Dann: harter Cut. Wir werden hineingesaugt in eine Albtraumszenerie in Rot, die drei Performenden hineingezwängt auf die Vorderbank des Autos. Um sie herum zieht sich das rote Lasernetz immer weiter zu: der rote Faden der Geschichte also, den man so genau vielleicht gar nicht mehr zusammensetzen wollte, aber jetzt kommen wir dem nicht mehr aus. Der Horror spitzt sich zu, Erinnerungen, vielleicht Rachefantasien und Projektionsflächen liegen kurz frei. Alle drei Körper nehmen die Emotionen der anderen ab, drängen Gewalt, Wut, Trauer, Hilflosigkeit, dieses Konglomerat an Welt, ins Spotlight hinein und lassen sie schlussendlich im Nebel verschmelzen.

Adèle Haenel greift diesen Vorgang im Artist Talk auf mit „melting into global emotions“, und während ich wieder auf mein Fahrrad steige, denke ich mir: „Ja, genau das ist heute Abend hier passiert.“

 

Anna Laner ist Dramaturgin und Regisseurin und setzt sich in ihren Theaterarbeiten verstärkt mit queerfeministischer Geschichtsschreibung und intersektional-feministischen Diskursen auseinander.
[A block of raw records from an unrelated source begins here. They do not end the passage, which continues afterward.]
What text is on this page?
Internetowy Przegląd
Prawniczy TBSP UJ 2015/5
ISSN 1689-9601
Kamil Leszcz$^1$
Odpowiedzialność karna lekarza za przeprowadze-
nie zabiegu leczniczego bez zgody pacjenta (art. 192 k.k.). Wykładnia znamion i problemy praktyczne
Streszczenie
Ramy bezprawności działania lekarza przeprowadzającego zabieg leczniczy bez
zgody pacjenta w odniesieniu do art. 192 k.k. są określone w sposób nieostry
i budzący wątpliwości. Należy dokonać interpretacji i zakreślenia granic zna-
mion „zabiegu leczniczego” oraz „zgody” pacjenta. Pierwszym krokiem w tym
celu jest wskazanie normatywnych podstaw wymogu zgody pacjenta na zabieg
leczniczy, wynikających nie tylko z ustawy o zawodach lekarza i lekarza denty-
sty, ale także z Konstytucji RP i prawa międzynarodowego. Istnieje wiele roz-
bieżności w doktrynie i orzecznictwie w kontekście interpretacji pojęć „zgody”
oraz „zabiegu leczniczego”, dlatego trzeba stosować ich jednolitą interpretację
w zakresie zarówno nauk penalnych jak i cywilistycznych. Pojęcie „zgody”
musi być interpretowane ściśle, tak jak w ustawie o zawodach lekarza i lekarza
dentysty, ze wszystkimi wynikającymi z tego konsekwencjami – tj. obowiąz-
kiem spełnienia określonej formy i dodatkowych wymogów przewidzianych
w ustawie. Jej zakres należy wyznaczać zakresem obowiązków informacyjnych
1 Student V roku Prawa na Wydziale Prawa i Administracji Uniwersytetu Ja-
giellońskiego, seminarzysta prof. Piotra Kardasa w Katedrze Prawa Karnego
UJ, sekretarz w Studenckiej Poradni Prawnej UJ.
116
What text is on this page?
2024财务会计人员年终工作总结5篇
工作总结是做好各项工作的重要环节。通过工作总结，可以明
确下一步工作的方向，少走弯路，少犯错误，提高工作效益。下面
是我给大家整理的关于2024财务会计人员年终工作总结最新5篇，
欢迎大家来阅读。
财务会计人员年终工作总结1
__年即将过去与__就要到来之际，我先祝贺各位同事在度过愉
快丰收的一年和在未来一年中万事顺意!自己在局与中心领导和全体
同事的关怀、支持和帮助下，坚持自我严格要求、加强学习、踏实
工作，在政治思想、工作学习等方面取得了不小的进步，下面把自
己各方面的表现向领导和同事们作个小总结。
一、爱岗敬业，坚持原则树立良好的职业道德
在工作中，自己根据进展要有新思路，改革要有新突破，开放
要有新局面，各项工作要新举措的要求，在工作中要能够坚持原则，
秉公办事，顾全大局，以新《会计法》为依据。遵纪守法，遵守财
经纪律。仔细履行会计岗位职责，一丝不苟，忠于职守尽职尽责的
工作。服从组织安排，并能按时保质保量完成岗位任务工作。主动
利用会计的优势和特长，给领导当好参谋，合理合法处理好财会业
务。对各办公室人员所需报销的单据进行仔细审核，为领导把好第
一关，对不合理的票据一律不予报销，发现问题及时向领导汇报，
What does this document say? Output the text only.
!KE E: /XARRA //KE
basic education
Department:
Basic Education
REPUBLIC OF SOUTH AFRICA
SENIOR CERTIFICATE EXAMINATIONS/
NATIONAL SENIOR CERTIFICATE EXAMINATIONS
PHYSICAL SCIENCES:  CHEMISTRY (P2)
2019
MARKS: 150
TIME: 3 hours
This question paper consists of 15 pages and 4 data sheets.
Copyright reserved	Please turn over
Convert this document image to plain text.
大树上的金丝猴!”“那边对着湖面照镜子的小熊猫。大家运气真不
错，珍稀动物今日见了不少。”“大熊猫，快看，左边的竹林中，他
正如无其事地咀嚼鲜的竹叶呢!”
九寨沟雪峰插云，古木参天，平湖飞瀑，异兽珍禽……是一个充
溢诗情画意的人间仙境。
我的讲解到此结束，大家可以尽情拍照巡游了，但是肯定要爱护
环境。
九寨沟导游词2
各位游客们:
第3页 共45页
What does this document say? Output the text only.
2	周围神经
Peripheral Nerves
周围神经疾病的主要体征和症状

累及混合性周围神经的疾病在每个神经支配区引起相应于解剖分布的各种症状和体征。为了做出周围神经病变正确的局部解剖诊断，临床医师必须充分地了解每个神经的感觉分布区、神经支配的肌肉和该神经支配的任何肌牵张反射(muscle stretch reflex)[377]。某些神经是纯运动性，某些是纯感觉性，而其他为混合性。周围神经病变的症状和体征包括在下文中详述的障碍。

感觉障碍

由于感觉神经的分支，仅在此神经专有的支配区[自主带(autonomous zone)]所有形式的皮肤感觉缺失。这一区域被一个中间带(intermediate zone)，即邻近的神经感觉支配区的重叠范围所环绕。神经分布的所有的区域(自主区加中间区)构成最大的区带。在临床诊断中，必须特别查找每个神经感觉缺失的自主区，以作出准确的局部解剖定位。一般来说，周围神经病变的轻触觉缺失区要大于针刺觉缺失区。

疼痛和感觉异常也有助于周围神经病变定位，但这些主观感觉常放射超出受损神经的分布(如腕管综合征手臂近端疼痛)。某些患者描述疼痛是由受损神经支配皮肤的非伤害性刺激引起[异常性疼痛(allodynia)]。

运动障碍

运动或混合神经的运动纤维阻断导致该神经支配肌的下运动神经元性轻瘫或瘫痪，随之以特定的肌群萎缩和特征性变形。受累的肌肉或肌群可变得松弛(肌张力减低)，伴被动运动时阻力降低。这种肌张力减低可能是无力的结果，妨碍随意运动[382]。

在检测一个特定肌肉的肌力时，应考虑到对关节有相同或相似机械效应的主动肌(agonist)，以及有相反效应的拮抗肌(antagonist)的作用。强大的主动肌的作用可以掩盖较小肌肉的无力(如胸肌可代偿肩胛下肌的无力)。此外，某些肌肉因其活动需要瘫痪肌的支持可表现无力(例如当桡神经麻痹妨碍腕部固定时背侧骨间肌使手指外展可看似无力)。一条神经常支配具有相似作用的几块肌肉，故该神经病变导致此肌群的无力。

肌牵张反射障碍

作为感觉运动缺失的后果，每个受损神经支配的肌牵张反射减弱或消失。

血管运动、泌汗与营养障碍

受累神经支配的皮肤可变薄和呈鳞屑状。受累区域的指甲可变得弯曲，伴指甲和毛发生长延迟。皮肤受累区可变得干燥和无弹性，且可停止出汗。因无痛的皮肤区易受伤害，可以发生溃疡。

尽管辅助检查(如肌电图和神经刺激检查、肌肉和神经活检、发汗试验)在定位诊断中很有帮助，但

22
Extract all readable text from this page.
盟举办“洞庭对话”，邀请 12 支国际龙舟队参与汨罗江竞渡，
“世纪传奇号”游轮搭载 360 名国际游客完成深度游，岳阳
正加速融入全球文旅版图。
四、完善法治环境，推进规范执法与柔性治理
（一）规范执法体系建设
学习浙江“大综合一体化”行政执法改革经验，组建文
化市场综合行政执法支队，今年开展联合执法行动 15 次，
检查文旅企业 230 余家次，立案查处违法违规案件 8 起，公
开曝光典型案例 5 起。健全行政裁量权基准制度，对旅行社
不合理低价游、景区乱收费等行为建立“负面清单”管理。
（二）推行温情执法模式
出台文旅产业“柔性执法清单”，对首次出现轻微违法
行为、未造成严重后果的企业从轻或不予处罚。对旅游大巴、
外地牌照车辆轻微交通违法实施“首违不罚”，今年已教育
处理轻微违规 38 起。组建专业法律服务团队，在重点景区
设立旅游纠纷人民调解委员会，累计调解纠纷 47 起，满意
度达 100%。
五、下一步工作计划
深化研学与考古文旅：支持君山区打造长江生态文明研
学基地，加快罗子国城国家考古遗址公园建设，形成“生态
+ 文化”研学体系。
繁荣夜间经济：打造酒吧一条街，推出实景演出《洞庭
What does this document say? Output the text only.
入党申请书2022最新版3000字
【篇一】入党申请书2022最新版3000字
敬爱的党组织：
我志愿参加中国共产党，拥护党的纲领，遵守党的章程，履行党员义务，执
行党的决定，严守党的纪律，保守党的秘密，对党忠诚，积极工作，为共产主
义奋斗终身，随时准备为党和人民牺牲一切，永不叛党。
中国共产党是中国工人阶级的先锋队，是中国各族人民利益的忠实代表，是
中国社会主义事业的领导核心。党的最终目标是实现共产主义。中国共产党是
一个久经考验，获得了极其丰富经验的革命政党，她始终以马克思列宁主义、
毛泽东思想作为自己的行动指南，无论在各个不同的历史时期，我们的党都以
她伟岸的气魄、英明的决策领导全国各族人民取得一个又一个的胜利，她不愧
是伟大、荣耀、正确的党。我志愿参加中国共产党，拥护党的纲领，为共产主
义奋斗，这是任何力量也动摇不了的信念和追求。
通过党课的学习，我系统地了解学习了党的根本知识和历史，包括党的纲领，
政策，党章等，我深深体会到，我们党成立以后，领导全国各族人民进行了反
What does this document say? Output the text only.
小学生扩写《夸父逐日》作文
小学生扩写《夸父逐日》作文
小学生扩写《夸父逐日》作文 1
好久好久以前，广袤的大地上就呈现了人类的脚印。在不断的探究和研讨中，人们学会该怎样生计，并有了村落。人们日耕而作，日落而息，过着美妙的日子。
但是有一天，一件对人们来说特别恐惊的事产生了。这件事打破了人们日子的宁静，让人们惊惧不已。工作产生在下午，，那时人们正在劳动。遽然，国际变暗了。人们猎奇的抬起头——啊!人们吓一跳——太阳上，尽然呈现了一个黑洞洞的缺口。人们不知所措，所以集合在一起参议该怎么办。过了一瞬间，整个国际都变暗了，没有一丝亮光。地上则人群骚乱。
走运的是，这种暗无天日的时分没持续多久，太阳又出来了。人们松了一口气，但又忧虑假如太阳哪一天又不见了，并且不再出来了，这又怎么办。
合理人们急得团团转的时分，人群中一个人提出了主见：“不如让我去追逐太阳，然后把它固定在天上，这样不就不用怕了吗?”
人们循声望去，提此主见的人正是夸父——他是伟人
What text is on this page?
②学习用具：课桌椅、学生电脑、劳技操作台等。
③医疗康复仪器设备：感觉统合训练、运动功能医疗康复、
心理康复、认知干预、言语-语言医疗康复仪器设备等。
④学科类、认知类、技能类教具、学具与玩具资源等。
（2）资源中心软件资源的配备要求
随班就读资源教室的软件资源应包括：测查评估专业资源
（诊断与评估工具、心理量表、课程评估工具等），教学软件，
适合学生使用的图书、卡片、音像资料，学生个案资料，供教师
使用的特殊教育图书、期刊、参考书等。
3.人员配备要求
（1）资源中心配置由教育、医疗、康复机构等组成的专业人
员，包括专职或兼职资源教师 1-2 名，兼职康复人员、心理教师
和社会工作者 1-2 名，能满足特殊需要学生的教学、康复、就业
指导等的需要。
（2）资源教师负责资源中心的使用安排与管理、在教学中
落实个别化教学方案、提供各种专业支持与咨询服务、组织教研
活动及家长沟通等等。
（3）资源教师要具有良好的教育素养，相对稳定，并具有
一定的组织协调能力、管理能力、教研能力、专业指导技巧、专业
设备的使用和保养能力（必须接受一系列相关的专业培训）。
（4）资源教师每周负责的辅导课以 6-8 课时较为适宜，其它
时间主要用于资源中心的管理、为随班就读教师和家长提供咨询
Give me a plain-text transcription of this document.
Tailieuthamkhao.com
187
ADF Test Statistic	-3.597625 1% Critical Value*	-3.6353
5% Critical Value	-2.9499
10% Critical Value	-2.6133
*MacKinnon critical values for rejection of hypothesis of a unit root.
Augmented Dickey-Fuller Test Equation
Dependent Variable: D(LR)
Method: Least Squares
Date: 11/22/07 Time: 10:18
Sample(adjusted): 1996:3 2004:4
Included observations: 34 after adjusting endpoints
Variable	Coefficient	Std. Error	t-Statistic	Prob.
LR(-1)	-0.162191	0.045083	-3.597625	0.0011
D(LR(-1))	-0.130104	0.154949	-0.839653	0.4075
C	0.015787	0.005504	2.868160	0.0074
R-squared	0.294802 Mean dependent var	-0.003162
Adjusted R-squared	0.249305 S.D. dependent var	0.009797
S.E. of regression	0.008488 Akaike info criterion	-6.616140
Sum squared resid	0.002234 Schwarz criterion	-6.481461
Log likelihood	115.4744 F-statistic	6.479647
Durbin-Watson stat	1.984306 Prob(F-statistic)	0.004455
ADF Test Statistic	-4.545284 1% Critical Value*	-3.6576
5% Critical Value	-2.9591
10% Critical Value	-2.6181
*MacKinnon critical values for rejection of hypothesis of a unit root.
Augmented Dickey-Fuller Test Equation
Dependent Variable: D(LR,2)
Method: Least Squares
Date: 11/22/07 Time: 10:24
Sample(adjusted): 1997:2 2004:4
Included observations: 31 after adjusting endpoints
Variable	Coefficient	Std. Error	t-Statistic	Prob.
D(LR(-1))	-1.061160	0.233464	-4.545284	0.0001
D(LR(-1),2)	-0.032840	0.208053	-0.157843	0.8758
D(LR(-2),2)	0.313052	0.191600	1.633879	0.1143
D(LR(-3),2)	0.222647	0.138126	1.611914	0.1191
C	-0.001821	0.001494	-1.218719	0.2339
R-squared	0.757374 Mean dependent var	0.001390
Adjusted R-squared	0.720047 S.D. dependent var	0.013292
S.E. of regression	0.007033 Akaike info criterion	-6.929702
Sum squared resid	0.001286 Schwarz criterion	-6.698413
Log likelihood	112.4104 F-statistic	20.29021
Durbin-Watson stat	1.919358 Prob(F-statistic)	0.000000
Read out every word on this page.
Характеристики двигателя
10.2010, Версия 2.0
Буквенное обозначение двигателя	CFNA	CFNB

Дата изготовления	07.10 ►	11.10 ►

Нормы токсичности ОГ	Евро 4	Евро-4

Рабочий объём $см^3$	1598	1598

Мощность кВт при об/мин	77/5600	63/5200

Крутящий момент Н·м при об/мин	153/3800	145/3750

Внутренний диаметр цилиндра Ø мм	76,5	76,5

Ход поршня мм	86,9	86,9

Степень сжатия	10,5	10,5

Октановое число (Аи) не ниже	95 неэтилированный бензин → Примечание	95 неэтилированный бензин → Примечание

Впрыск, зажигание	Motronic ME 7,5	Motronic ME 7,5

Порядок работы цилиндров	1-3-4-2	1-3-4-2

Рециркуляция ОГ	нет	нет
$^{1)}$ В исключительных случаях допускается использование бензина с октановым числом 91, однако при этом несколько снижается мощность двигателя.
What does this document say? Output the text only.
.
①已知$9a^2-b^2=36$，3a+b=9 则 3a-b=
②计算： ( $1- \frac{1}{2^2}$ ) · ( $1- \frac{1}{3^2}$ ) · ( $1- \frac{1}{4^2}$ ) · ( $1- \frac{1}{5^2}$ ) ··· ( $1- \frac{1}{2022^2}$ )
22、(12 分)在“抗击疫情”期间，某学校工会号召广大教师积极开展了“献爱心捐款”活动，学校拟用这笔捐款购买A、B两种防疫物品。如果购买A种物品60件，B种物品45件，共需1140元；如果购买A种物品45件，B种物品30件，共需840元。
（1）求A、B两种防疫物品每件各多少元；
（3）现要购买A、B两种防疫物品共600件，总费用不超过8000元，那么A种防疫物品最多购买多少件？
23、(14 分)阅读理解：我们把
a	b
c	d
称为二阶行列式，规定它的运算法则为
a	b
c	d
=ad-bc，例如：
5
Von 2015 bis 2019 war sie Dramaturgin am Schauspielhaus Wien. Seit 2019 arbeitet sie freiberuflich vermehrt in kollektiven Arbeitsprozessen für Theater wie das Schauspiel Stuttgart oder das Hessische Landestheater Marburg. Außerdem co-kuratiert sie seit 2020 das Spielzeitprogramm am Kosmos Theater Wien.